Dan memang sejarah kesuksesan kepemimpinan terdahulu yang
berdampak pada kebaikan dan kesejahteraan masyarakatnya seperti kepemimpinan di
era Rasulullah dan para sahabatnya adalah bahwa pemimpin negara di masa itu
juga pada masa yang sama adalah pemimpin shalat.[10]

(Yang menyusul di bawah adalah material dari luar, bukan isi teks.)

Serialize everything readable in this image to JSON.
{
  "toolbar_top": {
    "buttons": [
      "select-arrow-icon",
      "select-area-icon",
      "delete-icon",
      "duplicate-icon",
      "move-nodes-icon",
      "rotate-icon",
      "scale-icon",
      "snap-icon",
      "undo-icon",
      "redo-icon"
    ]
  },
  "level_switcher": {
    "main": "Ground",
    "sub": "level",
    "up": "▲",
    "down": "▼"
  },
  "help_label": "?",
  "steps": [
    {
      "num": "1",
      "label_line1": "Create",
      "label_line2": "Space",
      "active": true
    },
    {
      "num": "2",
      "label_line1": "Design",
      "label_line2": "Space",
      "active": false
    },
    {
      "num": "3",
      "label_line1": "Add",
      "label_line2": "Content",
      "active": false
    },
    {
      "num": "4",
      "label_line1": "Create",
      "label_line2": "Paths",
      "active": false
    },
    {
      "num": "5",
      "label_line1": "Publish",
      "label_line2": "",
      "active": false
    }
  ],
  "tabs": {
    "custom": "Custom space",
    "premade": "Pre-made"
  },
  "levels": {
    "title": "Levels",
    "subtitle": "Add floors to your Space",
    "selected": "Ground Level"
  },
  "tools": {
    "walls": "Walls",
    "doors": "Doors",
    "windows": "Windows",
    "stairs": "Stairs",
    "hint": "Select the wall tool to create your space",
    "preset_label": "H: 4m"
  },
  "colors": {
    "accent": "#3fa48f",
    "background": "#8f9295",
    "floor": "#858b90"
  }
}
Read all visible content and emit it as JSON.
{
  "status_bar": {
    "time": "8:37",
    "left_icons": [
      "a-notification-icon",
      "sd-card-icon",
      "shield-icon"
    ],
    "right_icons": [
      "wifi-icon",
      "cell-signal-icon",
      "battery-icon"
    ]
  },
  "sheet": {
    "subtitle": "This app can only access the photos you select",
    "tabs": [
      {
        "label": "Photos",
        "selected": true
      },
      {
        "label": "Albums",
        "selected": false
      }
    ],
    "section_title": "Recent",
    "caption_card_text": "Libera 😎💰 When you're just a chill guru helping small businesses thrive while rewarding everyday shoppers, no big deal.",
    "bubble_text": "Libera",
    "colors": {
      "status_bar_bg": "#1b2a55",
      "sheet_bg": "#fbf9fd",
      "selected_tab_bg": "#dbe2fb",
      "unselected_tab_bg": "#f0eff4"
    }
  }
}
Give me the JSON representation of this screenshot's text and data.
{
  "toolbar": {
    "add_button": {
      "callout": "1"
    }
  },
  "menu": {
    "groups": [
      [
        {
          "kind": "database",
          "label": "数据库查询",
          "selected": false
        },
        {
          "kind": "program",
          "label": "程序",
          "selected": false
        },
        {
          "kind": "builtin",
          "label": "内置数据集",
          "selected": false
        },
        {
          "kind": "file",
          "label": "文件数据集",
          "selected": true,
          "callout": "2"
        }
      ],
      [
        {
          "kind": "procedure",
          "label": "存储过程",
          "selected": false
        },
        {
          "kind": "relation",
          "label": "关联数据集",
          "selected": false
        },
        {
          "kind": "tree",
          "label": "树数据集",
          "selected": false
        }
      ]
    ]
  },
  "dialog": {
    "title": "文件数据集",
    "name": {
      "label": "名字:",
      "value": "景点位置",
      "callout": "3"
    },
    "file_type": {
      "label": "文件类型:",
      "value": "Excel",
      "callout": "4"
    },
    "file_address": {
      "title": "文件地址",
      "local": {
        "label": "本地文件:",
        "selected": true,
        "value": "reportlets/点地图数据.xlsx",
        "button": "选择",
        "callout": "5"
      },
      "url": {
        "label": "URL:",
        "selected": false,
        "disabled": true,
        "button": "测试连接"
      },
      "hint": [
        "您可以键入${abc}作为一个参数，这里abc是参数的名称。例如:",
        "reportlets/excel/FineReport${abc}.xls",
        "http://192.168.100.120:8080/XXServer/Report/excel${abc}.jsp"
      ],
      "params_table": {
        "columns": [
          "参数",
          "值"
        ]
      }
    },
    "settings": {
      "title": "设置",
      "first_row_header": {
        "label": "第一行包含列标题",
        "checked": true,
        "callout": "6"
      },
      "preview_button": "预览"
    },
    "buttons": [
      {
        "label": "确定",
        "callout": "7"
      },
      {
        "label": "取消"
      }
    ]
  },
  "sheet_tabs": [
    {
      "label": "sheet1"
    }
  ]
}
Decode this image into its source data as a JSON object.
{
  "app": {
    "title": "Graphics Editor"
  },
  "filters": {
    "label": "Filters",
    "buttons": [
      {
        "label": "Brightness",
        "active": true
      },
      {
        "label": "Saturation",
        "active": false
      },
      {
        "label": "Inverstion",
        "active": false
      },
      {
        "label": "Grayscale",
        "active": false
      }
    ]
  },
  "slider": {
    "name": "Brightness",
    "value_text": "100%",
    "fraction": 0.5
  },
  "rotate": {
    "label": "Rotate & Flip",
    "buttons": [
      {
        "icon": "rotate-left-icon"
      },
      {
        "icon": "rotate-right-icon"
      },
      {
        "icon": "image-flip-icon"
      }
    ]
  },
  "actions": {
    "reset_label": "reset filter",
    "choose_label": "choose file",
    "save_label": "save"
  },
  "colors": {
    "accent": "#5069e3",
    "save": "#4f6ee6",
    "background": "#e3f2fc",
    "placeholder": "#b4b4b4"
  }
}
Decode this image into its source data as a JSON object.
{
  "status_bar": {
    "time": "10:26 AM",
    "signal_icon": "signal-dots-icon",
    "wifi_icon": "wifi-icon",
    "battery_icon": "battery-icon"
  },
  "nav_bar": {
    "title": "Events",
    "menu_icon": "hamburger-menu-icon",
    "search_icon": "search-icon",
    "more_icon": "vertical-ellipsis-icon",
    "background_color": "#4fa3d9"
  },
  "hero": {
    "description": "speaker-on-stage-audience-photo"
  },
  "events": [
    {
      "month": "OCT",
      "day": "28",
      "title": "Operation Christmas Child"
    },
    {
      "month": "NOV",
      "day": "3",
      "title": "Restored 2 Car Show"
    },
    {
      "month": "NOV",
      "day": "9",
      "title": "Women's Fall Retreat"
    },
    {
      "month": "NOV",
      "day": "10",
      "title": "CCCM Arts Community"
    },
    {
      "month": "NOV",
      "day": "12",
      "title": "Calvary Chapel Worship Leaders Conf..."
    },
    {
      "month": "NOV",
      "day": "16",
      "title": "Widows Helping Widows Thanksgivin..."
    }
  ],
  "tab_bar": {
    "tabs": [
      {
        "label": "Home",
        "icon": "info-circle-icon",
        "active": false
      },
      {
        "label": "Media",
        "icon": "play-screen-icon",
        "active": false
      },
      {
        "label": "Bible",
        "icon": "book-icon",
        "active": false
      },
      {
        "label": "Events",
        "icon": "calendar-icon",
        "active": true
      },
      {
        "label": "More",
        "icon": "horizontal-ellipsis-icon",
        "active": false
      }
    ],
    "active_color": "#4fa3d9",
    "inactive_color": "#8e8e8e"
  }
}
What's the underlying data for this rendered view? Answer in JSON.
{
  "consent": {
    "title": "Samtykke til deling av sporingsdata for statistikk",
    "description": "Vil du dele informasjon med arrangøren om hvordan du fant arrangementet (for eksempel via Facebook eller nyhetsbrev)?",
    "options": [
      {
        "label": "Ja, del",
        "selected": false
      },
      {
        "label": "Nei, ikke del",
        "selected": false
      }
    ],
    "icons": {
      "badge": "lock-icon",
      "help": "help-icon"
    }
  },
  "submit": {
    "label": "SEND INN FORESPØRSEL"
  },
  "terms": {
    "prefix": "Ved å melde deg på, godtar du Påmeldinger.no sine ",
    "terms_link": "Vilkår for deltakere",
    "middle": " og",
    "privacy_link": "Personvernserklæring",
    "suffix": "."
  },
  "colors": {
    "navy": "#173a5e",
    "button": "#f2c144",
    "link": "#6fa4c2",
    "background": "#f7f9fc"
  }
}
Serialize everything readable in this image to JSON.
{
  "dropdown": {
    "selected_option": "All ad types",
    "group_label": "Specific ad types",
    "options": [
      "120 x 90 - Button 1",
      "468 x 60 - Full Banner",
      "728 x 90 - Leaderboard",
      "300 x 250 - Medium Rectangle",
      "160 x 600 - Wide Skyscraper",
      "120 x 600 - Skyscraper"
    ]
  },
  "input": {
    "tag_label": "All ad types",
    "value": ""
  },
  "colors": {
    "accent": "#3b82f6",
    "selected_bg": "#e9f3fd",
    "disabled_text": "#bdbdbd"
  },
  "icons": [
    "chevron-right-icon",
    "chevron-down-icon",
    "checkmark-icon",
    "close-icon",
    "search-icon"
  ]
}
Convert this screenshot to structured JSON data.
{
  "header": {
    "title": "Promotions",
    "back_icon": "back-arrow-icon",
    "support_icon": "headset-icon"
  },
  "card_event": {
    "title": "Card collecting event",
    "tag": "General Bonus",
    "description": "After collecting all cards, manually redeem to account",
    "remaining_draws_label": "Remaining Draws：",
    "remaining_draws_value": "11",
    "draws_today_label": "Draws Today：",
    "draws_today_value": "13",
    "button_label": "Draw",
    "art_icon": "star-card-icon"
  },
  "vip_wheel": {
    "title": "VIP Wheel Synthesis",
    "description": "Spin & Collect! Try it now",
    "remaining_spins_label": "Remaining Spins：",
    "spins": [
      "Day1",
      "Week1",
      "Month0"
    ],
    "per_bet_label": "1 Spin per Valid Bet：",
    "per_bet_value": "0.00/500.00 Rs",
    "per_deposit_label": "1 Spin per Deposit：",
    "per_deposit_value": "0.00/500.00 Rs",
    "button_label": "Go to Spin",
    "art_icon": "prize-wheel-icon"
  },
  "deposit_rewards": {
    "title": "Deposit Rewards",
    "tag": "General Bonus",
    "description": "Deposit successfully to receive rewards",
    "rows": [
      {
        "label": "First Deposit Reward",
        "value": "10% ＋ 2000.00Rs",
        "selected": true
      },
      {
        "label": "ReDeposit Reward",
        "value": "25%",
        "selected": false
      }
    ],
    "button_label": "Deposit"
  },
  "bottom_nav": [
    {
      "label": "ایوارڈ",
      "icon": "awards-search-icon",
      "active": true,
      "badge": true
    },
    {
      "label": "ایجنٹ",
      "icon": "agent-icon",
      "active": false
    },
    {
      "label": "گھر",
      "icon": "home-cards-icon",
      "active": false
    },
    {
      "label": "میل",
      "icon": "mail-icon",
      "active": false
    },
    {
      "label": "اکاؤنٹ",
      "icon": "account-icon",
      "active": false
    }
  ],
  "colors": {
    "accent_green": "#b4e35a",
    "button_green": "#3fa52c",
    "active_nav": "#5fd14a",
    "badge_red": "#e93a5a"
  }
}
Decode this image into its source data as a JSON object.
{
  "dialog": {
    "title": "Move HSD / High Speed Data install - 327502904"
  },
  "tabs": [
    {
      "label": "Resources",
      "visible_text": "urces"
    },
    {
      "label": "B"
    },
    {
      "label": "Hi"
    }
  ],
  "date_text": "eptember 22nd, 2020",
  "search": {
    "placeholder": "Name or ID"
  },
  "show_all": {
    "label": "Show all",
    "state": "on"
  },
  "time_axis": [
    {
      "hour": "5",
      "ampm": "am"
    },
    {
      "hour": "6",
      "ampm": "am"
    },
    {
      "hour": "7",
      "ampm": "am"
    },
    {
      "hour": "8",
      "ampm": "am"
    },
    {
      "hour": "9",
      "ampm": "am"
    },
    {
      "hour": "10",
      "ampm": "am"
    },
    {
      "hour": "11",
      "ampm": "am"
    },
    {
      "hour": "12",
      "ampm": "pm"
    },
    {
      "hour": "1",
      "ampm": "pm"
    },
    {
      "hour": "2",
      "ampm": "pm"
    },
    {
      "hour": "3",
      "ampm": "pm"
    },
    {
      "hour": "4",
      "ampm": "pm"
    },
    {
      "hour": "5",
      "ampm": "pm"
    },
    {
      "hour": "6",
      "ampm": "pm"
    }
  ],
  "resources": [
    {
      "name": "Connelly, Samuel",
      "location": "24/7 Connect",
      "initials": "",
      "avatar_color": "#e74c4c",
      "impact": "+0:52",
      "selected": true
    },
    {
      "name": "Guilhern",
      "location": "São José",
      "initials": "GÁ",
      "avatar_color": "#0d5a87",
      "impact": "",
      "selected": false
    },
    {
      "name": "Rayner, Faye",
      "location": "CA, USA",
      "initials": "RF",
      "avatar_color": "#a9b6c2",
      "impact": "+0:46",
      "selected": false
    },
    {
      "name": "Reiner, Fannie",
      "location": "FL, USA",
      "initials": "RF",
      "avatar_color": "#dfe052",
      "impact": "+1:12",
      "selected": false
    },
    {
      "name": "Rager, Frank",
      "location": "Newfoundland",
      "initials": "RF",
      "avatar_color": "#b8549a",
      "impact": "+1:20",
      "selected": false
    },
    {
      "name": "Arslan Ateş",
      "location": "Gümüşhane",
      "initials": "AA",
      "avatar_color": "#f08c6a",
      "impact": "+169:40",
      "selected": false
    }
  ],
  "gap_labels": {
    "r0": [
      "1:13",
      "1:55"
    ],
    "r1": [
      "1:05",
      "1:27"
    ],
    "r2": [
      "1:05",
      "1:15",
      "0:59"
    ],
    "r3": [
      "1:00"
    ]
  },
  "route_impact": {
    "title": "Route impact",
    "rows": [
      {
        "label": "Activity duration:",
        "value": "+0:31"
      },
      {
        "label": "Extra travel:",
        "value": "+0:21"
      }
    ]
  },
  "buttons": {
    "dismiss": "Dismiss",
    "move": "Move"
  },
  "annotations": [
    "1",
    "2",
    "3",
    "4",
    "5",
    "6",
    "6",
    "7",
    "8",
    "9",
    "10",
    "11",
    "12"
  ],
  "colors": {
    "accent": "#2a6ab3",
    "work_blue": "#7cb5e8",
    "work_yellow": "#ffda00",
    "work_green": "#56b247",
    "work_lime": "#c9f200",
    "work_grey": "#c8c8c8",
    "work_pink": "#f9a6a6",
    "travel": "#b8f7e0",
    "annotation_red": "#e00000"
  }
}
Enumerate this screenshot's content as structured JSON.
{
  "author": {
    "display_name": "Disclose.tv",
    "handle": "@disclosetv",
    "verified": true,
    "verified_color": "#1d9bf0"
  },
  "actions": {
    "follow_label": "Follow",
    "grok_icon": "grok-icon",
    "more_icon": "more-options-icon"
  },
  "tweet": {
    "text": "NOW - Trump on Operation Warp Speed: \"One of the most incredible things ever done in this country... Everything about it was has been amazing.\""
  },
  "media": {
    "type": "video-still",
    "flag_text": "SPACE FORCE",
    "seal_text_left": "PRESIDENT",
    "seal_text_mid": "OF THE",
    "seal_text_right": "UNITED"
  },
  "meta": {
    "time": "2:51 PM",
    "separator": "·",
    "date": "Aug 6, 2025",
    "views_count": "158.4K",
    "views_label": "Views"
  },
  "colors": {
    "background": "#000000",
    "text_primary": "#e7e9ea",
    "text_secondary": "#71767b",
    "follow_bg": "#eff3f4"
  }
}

Tidak pernah terjadi, bahwa pemimpin Negara saat itu hanya memiliki kualifikasi
kepemimpinan dalam memenej negara, tetapi juga dalam memelihara dan
mempertahankan kehidupan beragama umat. Karena urusan duniawi dan ukhrawi
sesungguhnya merupakan satu kesatuan yang sinergis dalam totalitas ajaran
Islam. Perhatian pemimpin yang parsial pada salah satu aspek tertentu
menunjukkan minimnya atau ketidak mampuannya menjadi ‘imam’ atau
pemimpin.
Jama'ah Jumat yang dirahmati Allah SWT.
Track record merupakan kunci membuka kepribadian
seorang pemimpin; bagaimana shalatnya, amalnya, kiprahnya, kinerjanya dan
kehidupan sehari-harinya bersama keluarga, masyarakat dan sebagainya yang
sangat layak untuk dijadikan parameter untuk mengukur kelayakan seseorang
menjadi pemimpin dalam semua levelnya, baik pemimpin dalam skala lokal maupun
nasional.. Sehingga seorang sahabat yang sangat Zuhud dan Profesional dalam
memimpin yaitu Umar bin Khattab sangat selektif dalam memilih atau mengangkat
pejabat yang akan membantunya dalam mensukseskan kepemimpinanya secara kolektif.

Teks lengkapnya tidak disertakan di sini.